The result of these two elements makes for an almost dreamy feel to the set that further enhances the perspective of the young protagonist.
Sound design by Kelsey Clarke and Nate Daetwyler creates a truly immersive, visceral soundscape that creates a three-dimensional quality for the story. There are a few times throughout the play where the audience is made to feel what Christopher feels during stressful situations.
While these are particularly jarring to experience, they accurately depict what a neurodiverse person experiences when overstimulated by a barrage of sounds and certain experiences.
Three actors that I found to be of particular note in this production are Kaitelyn Bauer Dieguez as Siobhan, John Swann as Ed, and William Zabriskie as Christopher. Dieguez imbues Siobahn with a heartfelt, Miss Honey-adjacent (see: Roald Dahl’s Matilda) spirit that evokes perpetual feelings of childhood solace each time that she graces the stage. Every reaction to Christopher is one of authentic, tender warmth.
Swann shows his acting versatility as a downtrodden father, just trying to do his best in less-than-ideal circumstances. I previously saw him in PTP’s Macbeth earlier this year, where he played the comedic relief, so a role of this gravity was impressive to behold. His performance feels whole-heartedly earnest at all times, and the way he connects to Christopher is heartbreaking in its realism.
Zabriskie’s acting work in this production is impressive solely given the actor’s age (he’s a sophomore in high school!). However, he takes it a measure further with his dedication to fashioning Christopher into a realistic person instead of a stereotype. His physicality with how Christopher interacts with people and his intermittent fidgeting helps to bring about this legitimate portrayal of an autistic teenager.

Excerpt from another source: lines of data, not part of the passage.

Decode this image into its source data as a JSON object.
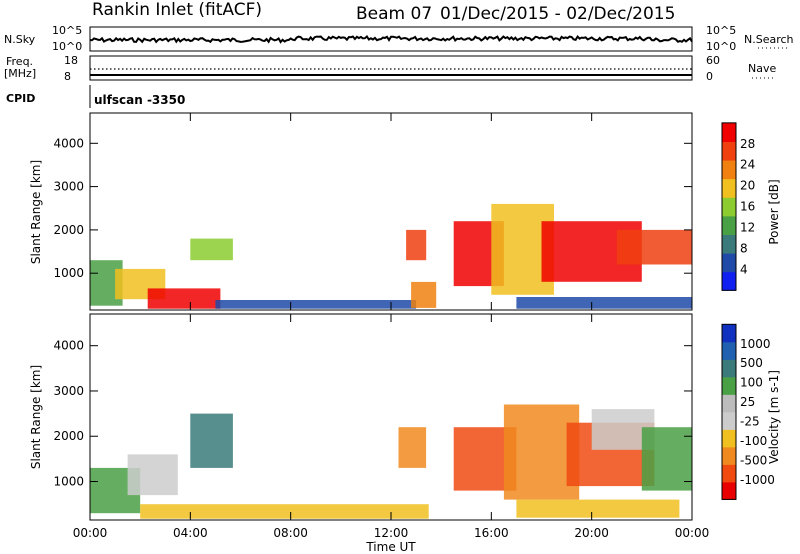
{
  "header": {
    "station": "Rankin Inlet (fitACF)",
    "beam": "Beam 07",
    "dates": "01/Dec/2015 - 02/Dec/2015",
    "cpid_label": "CPID",
    "cpid_value": "ulfscan -3350"
  },
  "top_panels": {
    "nsky_label": "N.Sky",
    "nsky_ticks": [
      "10^5",
      "10^0"
    ],
    "nsearch_label": "N.Search",
    "nsearch_ticks": [
      "10^5",
      "10^0"
    ],
    "freq_label": "Freq.",
    "freq_unit": "[MHz]",
    "freq_ticks": [
      "18",
      "8"
    ],
    "nave_label": "Nave",
    "nave_ticks": [
      "60",
      "0"
    ]
  },
  "colors": {
    "power": [
      "#1020f0",
      "#1f4aa8",
      "#3a7a7a",
      "#4aa045",
      "#8ccc30",
      "#f0c020",
      "#f08010",
      "#f04010",
      "#f00000"
    ],
    "velocity": [
      "#e80000",
      "#f04a10",
      "#f08a20",
      "#f0c020",
      "#cccccc",
      "#bcbcbc",
      "#4aa045",
      "#3a7a7a",
      "#2060b0",
      "#1030c0"
    ]
  },
  "chart_data": [
    {
      "type": "heatmap",
      "panel": "power",
      "ylabel": "Slant Range [km]",
      "yticks": [
        "1000",
        "2000",
        "3000",
        "4000"
      ],
      "ylim": [
        150,
        4700
      ],
      "xlim": [
        0,
        24
      ],
      "colorbar_label": "Power [dB]",
      "colorbar_ticks": [
        "28",
        "24",
        "20",
        "16",
        "12",
        "8",
        "4"
      ],
      "regions": [
        {
          "t0": 0.0,
          "t1": 1.3,
          "r0": 250,
          "r1": 1300,
          "level": 3
        },
        {
          "t0": 1.0,
          "t1": 3.0,
          "r0": 400,
          "r1": 1100,
          "level": 5
        },
        {
          "t0": 2.3,
          "t1": 5.2,
          "r0": 180,
          "r1": 650,
          "level": 8
        },
        {
          "t0": 4.0,
          "t1": 5.7,
          "r0": 1300,
          "r1": 1800,
          "level": 4
        },
        {
          "t0": 5.0,
          "t1": 13.0,
          "r0": 180,
          "r1": 380,
          "level": 1
        },
        {
          "t0": 12.6,
          "t1": 13.4,
          "r0": 1300,
          "r1": 2000,
          "level": 7
        },
        {
          "t0": 12.8,
          "t1": 13.8,
          "r0": 200,
          "r1": 800,
          "level": 6
        },
        {
          "t0": 14.5,
          "t1": 16.5,
          "r0": 700,
          "r1": 2200,
          "level": 8
        },
        {
          "t0": 16.0,
          "t1": 18.5,
          "r0": 500,
          "r1": 2600,
          "level": 5
        },
        {
          "t0": 18.0,
          "t1": 22.0,
          "r0": 800,
          "r1": 2200,
          "level": 8
        },
        {
          "t0": 21.0,
          "t1": 24.0,
          "r0": 1200,
          "r1": 2000,
          "level": 7
        },
        {
          "t0": 17.0,
          "t1": 24.0,
          "r0": 180,
          "r1": 450,
          "level": 1
        }
      ]
    },
    {
      "type": "heatmap",
      "panel": "velocity",
      "ylabel": "Slant Range [km]",
      "yticks": [
        "1000",
        "2000",
        "3000",
        "4000"
      ],
      "ylim": [
        150,
        4700
      ],
      "xlim": [
        0,
        24
      ],
      "xlabel": "Time UT",
      "xticks": [
        "00:00",
        "04:00",
        "08:00",
        "12:00",
        "16:00",
        "20:00",
        "00:00"
      ],
      "colorbar_label": "Velocity [m s-1]",
      "colorbar_ticks": [
        "1000",
        "500",
        "100",
        "25",
        "-25",
        "-100",
        "-500",
        "-1000"
      ],
      "regions": [
        {
          "t0": 0.0,
          "t1": 2.0,
          "r0": 300,
          "r1": 1300,
          "level": 6
        },
        {
          "t0": 1.5,
          "t1": 3.5,
          "r0": 700,
          "r1": 1600,
          "level": 4
        },
        {
          "t0": 2.0,
          "t1": 13.5,
          "r0": 180,
          "r1": 500,
          "level": 3
        },
        {
          "t0": 4.0,
          "t1": 5.7,
          "r0": 1300,
          "r1": 2500,
          "level": 7
        },
        {
          "t0": 12.3,
          "t1": 13.4,
          "r0": 1300,
          "r1": 2200,
          "level": 2
        },
        {
          "t0": 14.5,
          "t1": 17.0,
          "r0": 800,
          "r1": 2200,
          "level": 1
        },
        {
          "t0": 16.5,
          "t1": 19.5,
          "r0": 600,
          "r1": 2700,
          "level": 2
        },
        {
          "t0": 19.0,
          "t1": 22.5,
          "r0": 900,
          "r1": 2300,
          "level": 1
        },
        {
          "t0": 20.0,
          "t1": 22.5,
          "r0": 1700,
          "r1": 2600,
          "level": 4
        },
        {
          "t0": 22.0,
          "t1": 24.0,
          "r0": 800,
          "r1": 2200,
          "level": 6
        },
        {
          "t0": 17.0,
          "t1": 23.5,
          "r0": 200,
          "r1": 600,
          "level": 3
        }
      ]
    }
  ]
}
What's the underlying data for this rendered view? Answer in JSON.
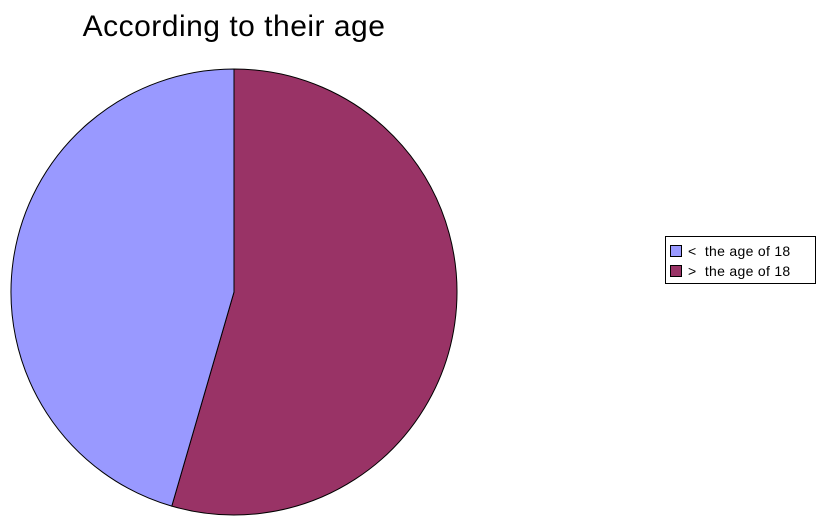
{
  "chart_data": {
    "type": "pie",
    "title": "According to their age",
    "categories": [
      "<  the age of 18",
      ">  the age of 18"
    ],
    "values": [
      45.5,
      54.5
    ],
    "colors": [
      "#9999ff",
      "#993366"
    ],
    "legend_position": "right"
  }
}
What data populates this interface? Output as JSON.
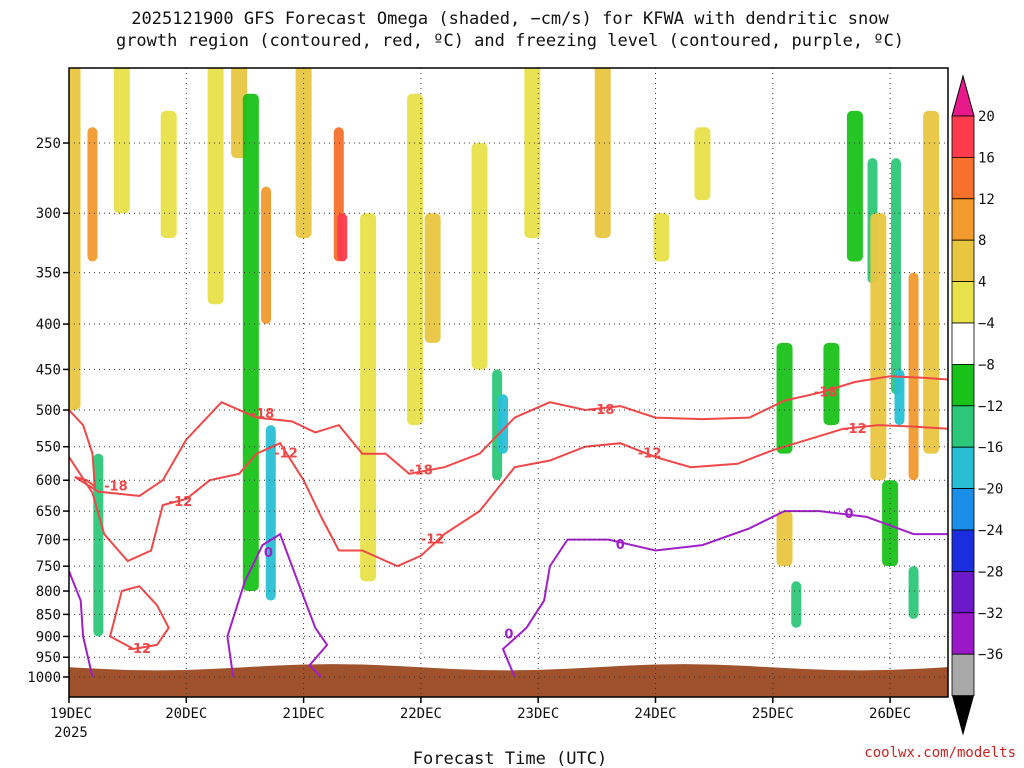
{
  "chart_data": {
    "type": "time-height cross-section",
    "title_line1": "2025121900 GFS Forecast Omega (shaded, −cm/s) for KFWA with dendritic snow",
    "title_line2": "growth region (contoured, red, ºC) and freezing level (contoured, purple, ºC)",
    "xlabel": "Forecast Time (UTC)",
    "credit": "coolwx.com/modelts",
    "x_ticks": [
      {
        "label": "19DEC",
        "sub": "2025",
        "day": 0
      },
      {
        "label": "20DEC",
        "sub": "",
        "day": 1
      },
      {
        "label": "21DEC",
        "sub": "",
        "day": 2
      },
      {
        "label": "22DEC",
        "sub": "",
        "day": 3
      },
      {
        "label": "23DEC",
        "sub": "",
        "day": 4
      },
      {
        "label": "24DEC",
        "sub": "",
        "day": 5
      },
      {
        "label": "25DEC",
        "sub": "",
        "day": 6
      },
      {
        "label": "26DEC",
        "sub": "",
        "day": 7
      }
    ],
    "x_range_days": [
      0,
      7.5
    ],
    "y_ticks_hpa": [
      250,
      300,
      350,
      400,
      450,
      500,
      550,
      600,
      650,
      700,
      750,
      800,
      850,
      900,
      950,
      1000
    ],
    "y_range_hpa": [
      200,
      1025
    ],
    "colorbar": {
      "labels": [
        "20",
        "16",
        "12",
        "8",
        "4",
        "−4",
        "−8",
        "−12",
        "−16",
        "−20",
        "−24",
        "−28",
        "−32",
        "−36"
      ],
      "colors": [
        "#ff3b4e",
        "#f7702c",
        "#f29a2e",
        "#e9c640",
        "#e8e24a",
        "#ffffff",
        "#18c218",
        "#2dc77a",
        "#28bfd4",
        "#1a8ee8",
        "#1a2ee0",
        "#6b18c8",
        "#9b18c8",
        "#a8a8a8"
      ],
      "top_arrow_color": "#e8198a",
      "bottom_arrow_color": "#000000"
    },
    "contour_labels": {
      "dgz": [
        "-18",
        "-12"
      ],
      "freezing": "0"
    },
    "colors": {
      "dgz": "#f04848",
      "freezing": "#a020c8",
      "terrain": "#a0522d"
    },
    "omega_features": [
      {
        "day": 0.03,
        "p_top": 200,
        "p_bot": 500,
        "value": 8
      },
      {
        "day": 0.2,
        "p_top": 240,
        "p_bot": 340,
        "value": 12
      },
      {
        "day": 0.25,
        "p_top": 560,
        "p_bot": 900,
        "value": -12
      },
      {
        "day": 0.45,
        "p_top": 200,
        "p_bot": 300,
        "value": 4
      },
      {
        "day": 0.85,
        "p_top": 230,
        "p_bot": 320,
        "value": 4
      },
      {
        "day": 1.25,
        "p_top": 200,
        "p_bot": 380,
        "value": 4
      },
      {
        "day": 1.45,
        "p_top": 200,
        "p_bot": 260,
        "value": 8
      },
      {
        "day": 1.55,
        "p_top": 220,
        "p_bot": 800,
        "value": -8
      },
      {
        "day": 1.68,
        "p_top": 280,
        "p_bot": 400,
        "value": 12
      },
      {
        "day": 1.72,
        "p_top": 520,
        "p_bot": 820,
        "value": -16
      },
      {
        "day": 2.0,
        "p_top": 200,
        "p_bot": 320,
        "value": 8
      },
      {
        "day": 2.3,
        "p_top": 240,
        "p_bot": 340,
        "value": 16
      },
      {
        "day": 2.33,
        "p_top": 300,
        "p_bot": 340,
        "value": 20
      },
      {
        "day": 2.55,
        "p_top": 300,
        "p_bot": 780,
        "value": 4
      },
      {
        "day": 2.95,
        "p_top": 220,
        "p_bot": 520,
        "value": 4
      },
      {
        "day": 3.1,
        "p_top": 300,
        "p_bot": 420,
        "value": 8
      },
      {
        "day": 3.5,
        "p_top": 250,
        "p_bot": 450,
        "value": 4
      },
      {
        "day": 3.65,
        "p_top": 450,
        "p_bot": 600,
        "value": -12
      },
      {
        "day": 3.7,
        "p_top": 480,
        "p_bot": 560,
        "value": -16
      },
      {
        "day": 3.95,
        "p_top": 200,
        "p_bot": 320,
        "value": 4
      },
      {
        "day": 4.55,
        "p_top": 200,
        "p_bot": 320,
        "value": 8
      },
      {
        "day": 5.05,
        "p_top": 300,
        "p_bot": 340,
        "value": 4
      },
      {
        "day": 5.4,
        "p_top": 240,
        "p_bot": 290,
        "value": 4
      },
      {
        "day": 6.1,
        "p_top": 420,
        "p_bot": 560,
        "value": -8
      },
      {
        "day": 6.1,
        "p_top": 650,
        "p_bot": 750,
        "value": 8
      },
      {
        "day": 6.2,
        "p_top": 780,
        "p_bot": 880,
        "value": -12
      },
      {
        "day": 6.5,
        "p_top": 420,
        "p_bot": 520,
        "value": -8
      },
      {
        "day": 6.7,
        "p_top": 230,
        "p_bot": 340,
        "value": -8
      },
      {
        "day": 6.85,
        "p_top": 260,
        "p_bot": 360,
        "value": -12
      },
      {
        "day": 6.9,
        "p_top": 300,
        "p_bot": 600,
        "value": 8
      },
      {
        "day": 7.05,
        "p_top": 260,
        "p_bot": 480,
        "value": -12
      },
      {
        "day": 7.08,
        "p_top": 450,
        "p_bot": 520,
        "value": -16
      },
      {
        "day": 7.2,
        "p_top": 350,
        "p_bot": 600,
        "value": 12
      },
      {
        "day": 7.35,
        "p_top": 230,
        "p_bot": 560,
        "value": 8
      },
      {
        "day": 7.0,
        "p_top": 600,
        "p_bot": 750,
        "value": -8
      },
      {
        "day": 7.2,
        "p_top": 750,
        "p_bot": 860,
        "value": -12
      }
    ],
    "dgz_minus18": [
      {
        "day": 0.0,
        "p": 500
      },
      {
        "day": 0.12,
        "p": 520
      },
      {
        "day": 0.2,
        "p": 560
      },
      {
        "day": 0.22,
        "p": 610
      },
      {
        "day": 0.15,
        "p": 600
      },
      {
        "day": 0.05,
        "p": 595
      },
      {
        "day": 0.25,
        "p": 618
      },
      {
        "day": 0.6,
        "p": 625
      },
      {
        "day": 0.8,
        "p": 600
      },
      {
        "day": 1.0,
        "p": 540
      },
      {
        "day": 1.3,
        "p": 490
      },
      {
        "day": 1.6,
        "p": 510
      },
      {
        "day": 1.9,
        "p": 515
      },
      {
        "day": 2.1,
        "p": 530
      },
      {
        "day": 2.3,
        "p": 520
      },
      {
        "day": 2.5,
        "p": 560
      },
      {
        "day": 2.7,
        "p": 560
      },
      {
        "day": 2.9,
        "p": 590
      },
      {
        "day": 3.2,
        "p": 580
      },
      {
        "day": 3.5,
        "p": 560
      },
      {
        "day": 3.8,
        "p": 510
      },
      {
        "day": 4.1,
        "p": 490
      },
      {
        "day": 4.4,
        "p": 500
      },
      {
        "day": 4.7,
        "p": 495
      },
      {
        "day": 5.0,
        "p": 510
      },
      {
        "day": 5.4,
        "p": 512
      },
      {
        "day": 5.8,
        "p": 510
      },
      {
        "day": 6.1,
        "p": 488
      },
      {
        "day": 6.4,
        "p": 478
      },
      {
        "day": 6.7,
        "p": 465
      },
      {
        "day": 7.0,
        "p": 458
      },
      {
        "day": 7.3,
        "p": 460
      },
      {
        "day": 7.5,
        "p": 462
      }
    ],
    "dgz_minus12": [
      {
        "day": 0.0,
        "p": 565
      },
      {
        "day": 0.2,
        "p": 620
      },
      {
        "day": 0.3,
        "p": 690
      },
      {
        "day": 0.5,
        "p": 740
      },
      {
        "day": 0.7,
        "p": 720
      },
      {
        "day": 0.8,
        "p": 640
      },
      {
        "day": 1.0,
        "p": 630
      },
      {
        "day": 1.2,
        "p": 600
      },
      {
        "day": 1.45,
        "p": 590
      },
      {
        "day": 1.6,
        "p": 560
      },
      {
        "day": 1.8,
        "p": 545
      },
      {
        "day": 2.0,
        "p": 600
      },
      {
        "day": 2.15,
        "p": 660
      },
      {
        "day": 2.3,
        "p": 720
      },
      {
        "day": 2.5,
        "p": 720
      },
      {
        "day": 2.8,
        "p": 750
      },
      {
        "day": 3.0,
        "p": 730
      },
      {
        "day": 3.2,
        "p": 690
      },
      {
        "day": 3.5,
        "p": 650
      },
      {
        "day": 3.8,
        "p": 580
      },
      {
        "day": 4.1,
        "p": 570
      },
      {
        "day": 4.4,
        "p": 550
      },
      {
        "day": 4.7,
        "p": 545
      },
      {
        "day": 5.0,
        "p": 565
      },
      {
        "day": 5.3,
        "p": 580
      },
      {
        "day": 5.7,
        "p": 575
      },
      {
        "day": 6.0,
        "p": 555
      },
      {
        "day": 6.3,
        "p": 540
      },
      {
        "day": 6.6,
        "p": 525
      },
      {
        "day": 6.9,
        "p": 520
      },
      {
        "day": 7.2,
        "p": 522
      },
      {
        "day": 7.5,
        "p": 525
      }
    ],
    "dgz_minus12_loop": [
      {
        "day": 0.35,
        "p": 900
      },
      {
        "day": 0.45,
        "p": 800
      },
      {
        "day": 0.6,
        "p": 790
      },
      {
        "day": 0.75,
        "p": 830
      },
      {
        "day": 0.85,
        "p": 880
      },
      {
        "day": 0.75,
        "p": 920
      },
      {
        "day": 0.55,
        "p": 930
      },
      {
        "day": 0.35,
        "p": 900
      }
    ],
    "freezing_0": [
      {
        "day": 1.4,
        "p": 1000
      },
      {
        "day": 1.35,
        "p": 900
      },
      {
        "day": 1.5,
        "p": 780
      },
      {
        "day": 1.65,
        "p": 710
      },
      {
        "day": 1.8,
        "p": 690
      },
      {
        "day": 1.95,
        "p": 780
      },
      {
        "day": 2.1,
        "p": 880
      },
      {
        "day": 2.2,
        "p": 920
      },
      {
        "day": 2.05,
        "p": 970
      },
      {
        "day": 2.15,
        "p": 1000
      }
    ],
    "freezing_0b": [
      {
        "day": 3.8,
        "p": 1000
      },
      {
        "day": 3.7,
        "p": 930
      },
      {
        "day": 3.9,
        "p": 880
      },
      {
        "day": 4.05,
        "p": 820
      },
      {
        "day": 4.1,
        "p": 750
      },
      {
        "day": 4.25,
        "p": 700
      },
      {
        "day": 4.6,
        "p": 700
      },
      {
        "day": 5.0,
        "p": 720
      },
      {
        "day": 5.4,
        "p": 710
      },
      {
        "day": 5.8,
        "p": 680
      },
      {
        "day": 6.1,
        "p": 650
      },
      {
        "day": 6.4,
        "p": 650
      },
      {
        "day": 6.8,
        "p": 660
      },
      {
        "day": 7.2,
        "p": 690
      },
      {
        "day": 7.5,
        "p": 690
      }
    ],
    "freezing_0_left": [
      {
        "day": 0.0,
        "p": 760
      },
      {
        "day": 0.1,
        "p": 820
      },
      {
        "day": 0.12,
        "p": 900
      },
      {
        "day": 0.2,
        "p": 1000
      }
    ]
  }
}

While this show is a timely and relevant piece, this is not a production for everyone. After viewing this show, I cannot confidently recommend this to someone who is autistic because of how visceral the sound design is in its alarming clarity.
That being said, this is a play meant to educate neurotypical brains on how neurodiverse brains experience the world. True empathy is only achieved through experiencing the plight of people who live differently than us, and this is a production that aims to do just that.
The approximate run time is two hours and 15 minutes with one 15-minute intermission.
Content Advisory: This show contains mature language, minor innuendo, and brief stage violence.
There are also intense audio sequences that may be difficult for those with neurodiverse brains or those who are easily overstimulated.
The Curious Incident of the Dog in the Night-Time will be playing at the Port Tobacco Players theater located at 508 Charles Street La Plata, MD 20646, from September 30th through October 9th.